Landslide cuts water supplies to 30,000 in north Kerry
UP TO 30,000 people in north Kerry will be without a water supply from today after a landslide of elevated blanket bog in the Stacks Mountains polluted water courses and threatened reservoirs.
The slow slide, which began on Friday afternoon, came to a stop late on Saturday night, reaching over two kilometres in length and up to 55m wide in places. As a result, one house was cut off while the mud came within feet of another. It swept away at least one bridge, blocked a number of minor roads, covered a river and knocked telephone poles.
The mud seeped into north Kerry's most important water sources as well as angling rivers the Smearlagh and the Feale.
Boil-water notices were issued to a number of villages yesterday and Kerry County Council said supplies could be affected for some time.
Anglers expressed dismay at the pollution of the rivers Feale and Smearlagh, and Sinn Féin TD Martin Ferris has called for a "thorough investigation into the causes" of the slide.

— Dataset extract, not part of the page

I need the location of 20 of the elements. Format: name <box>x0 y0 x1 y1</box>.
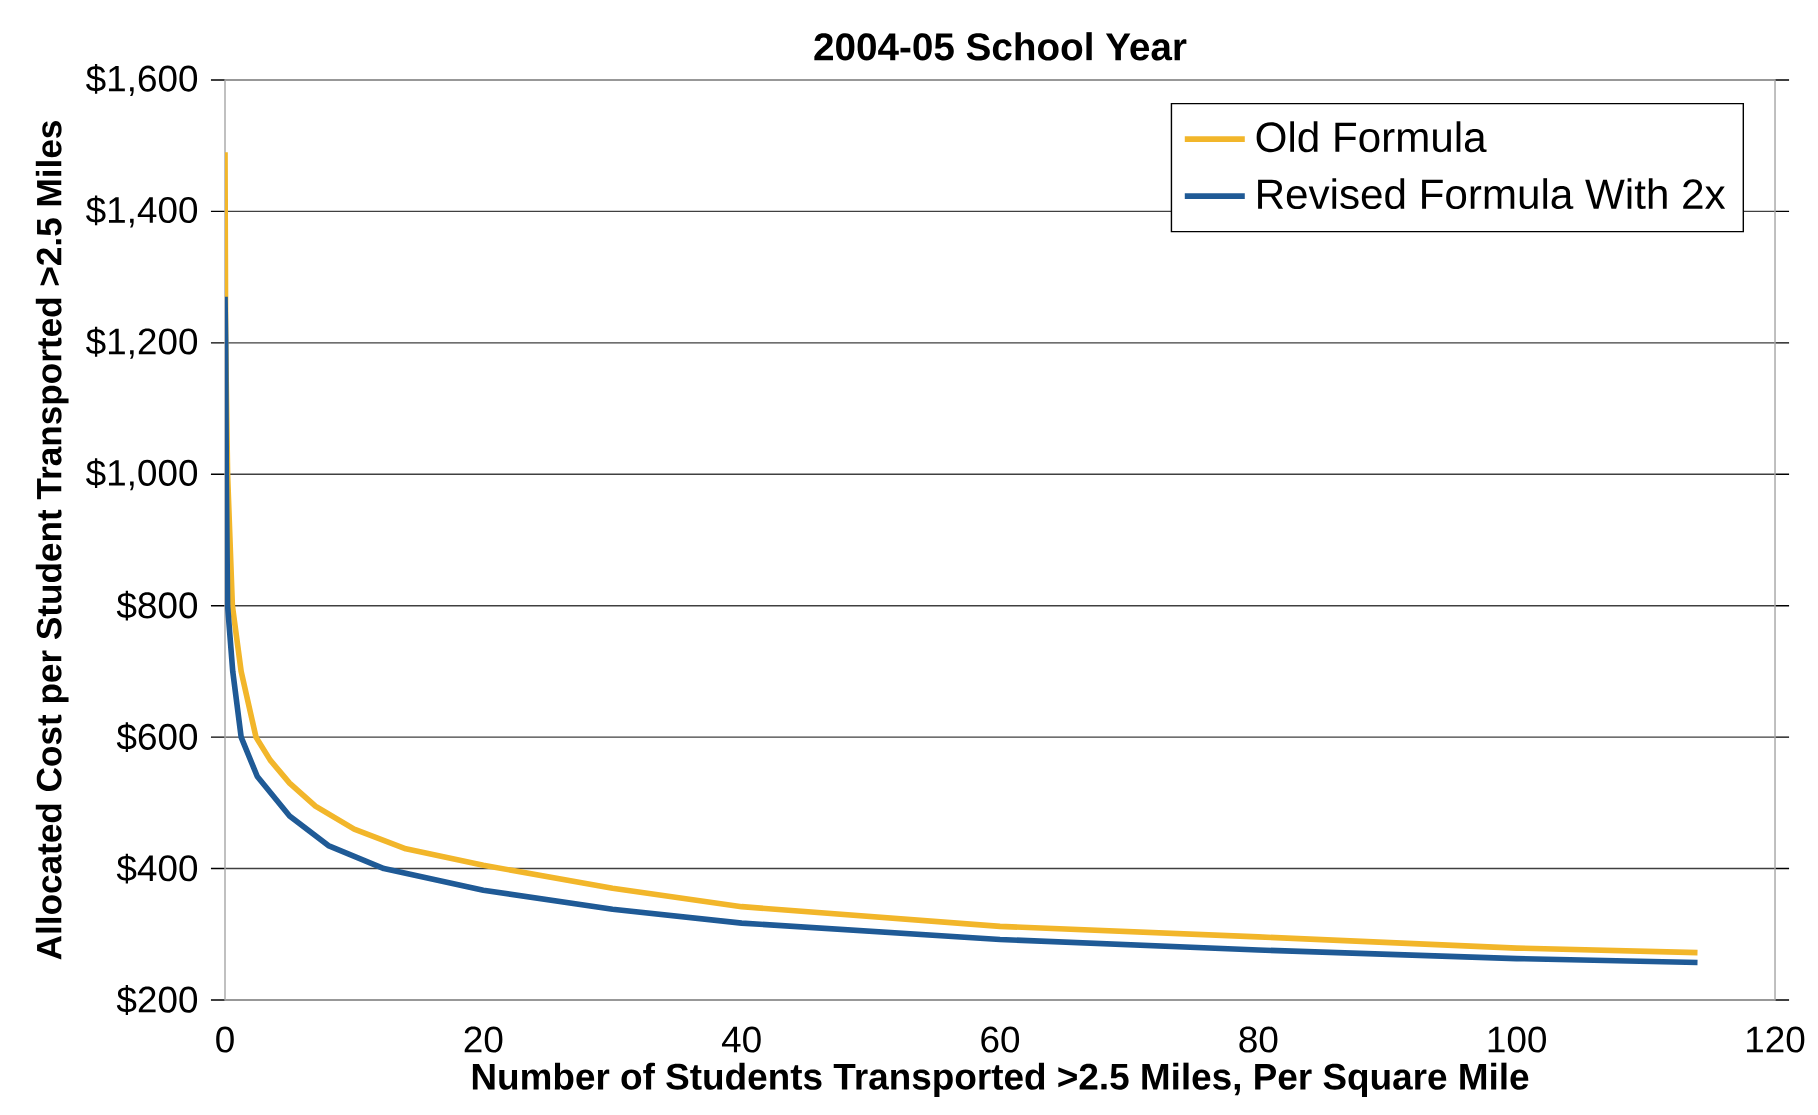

Wildlife, including the protected hen harrier, as well as frogs and hares, are likely to have been affected.
The Stacks area has been designated for wind farm development and locals had claimed there was a risk of landslides in objections to a wind farm which is under construction. They said yesterday their concerns should have been addressed by the planning authorities.
Tom Harrington, one of those to refer to the danger of landslide in a multiparty appeal to An Bord Pleanála, said while heavy rainfall may have been a factor, locals were in no doubt "the cause of this disaster" was the digging of the road and other work to serve the windfarm on Ballincollig Hill last week.
In his report on the project in 2004, An Bord Pleanála inspector Paul Caprani also expressed concern about the potential for a landslide. "The soil and subsoil conditions comprise of peat underlain with clay. The interface of such permeable and impermeable soils could in my opinion, under certain conditions, possibly be conducive to large-scale soil movement," he said.
Security personnel at Lee Strand Co-Operative, the developer of the wind farm, said nobody would be available to comment until today. However, correspondence and reports show that the developer addressed issues raised by Kerry County Council and An Bord Pleanála before starting construction. Kerry County Council did not speculate on the cause of the landslide, but pointed to recent heavy rainfall as a factor. Senior executive engineer with the council Brian Sweeney said residents in Listowel, Tarbert, Ballybunion and a number of villages would be without a water supply from this morning.
The council took the decision yesterday to cut off supplies to the reservoirs supplying these areas after the rivers from which they source their water turned brown. The residue from the landslide was "vast" and the rain would probably continue to wash the soil and peat into the rivers, Mr Sweeney said.
The council would be using mobile units today, but it was impossible to say when water supplies would return, he added."It's not looking good at this time."
Paddy O'Sullivan, chairman of the Abbeyfeale Anglers Association and a former member of the Shannon Regional Fisheries Board, said after surveying the damage: "This is a lethal blow to the Feale, this is the worst kind of pollution."
Maghanknockane resident Denis Harris was among the first to witness the landslide when leaving his house around 4.30pm on Friday to attend a funeral.
He had gone about a quarter of a mile towards the bridge over the tributary of the river Smearlagh when he saw what looked like frost along the edge of the mountain.
"I looked across the way and I thought it was frost along the edge of the mountain but I knew it couldn't be frost."
There was no bridge to be seen and "and all I could see was the mountain had moved".
Mr Harris said. "It was a frightening experience," he said. A telephone pole was also carried away.
Mr Harris was forced to return home and spend the night on his own. There is access now to his house only through fields.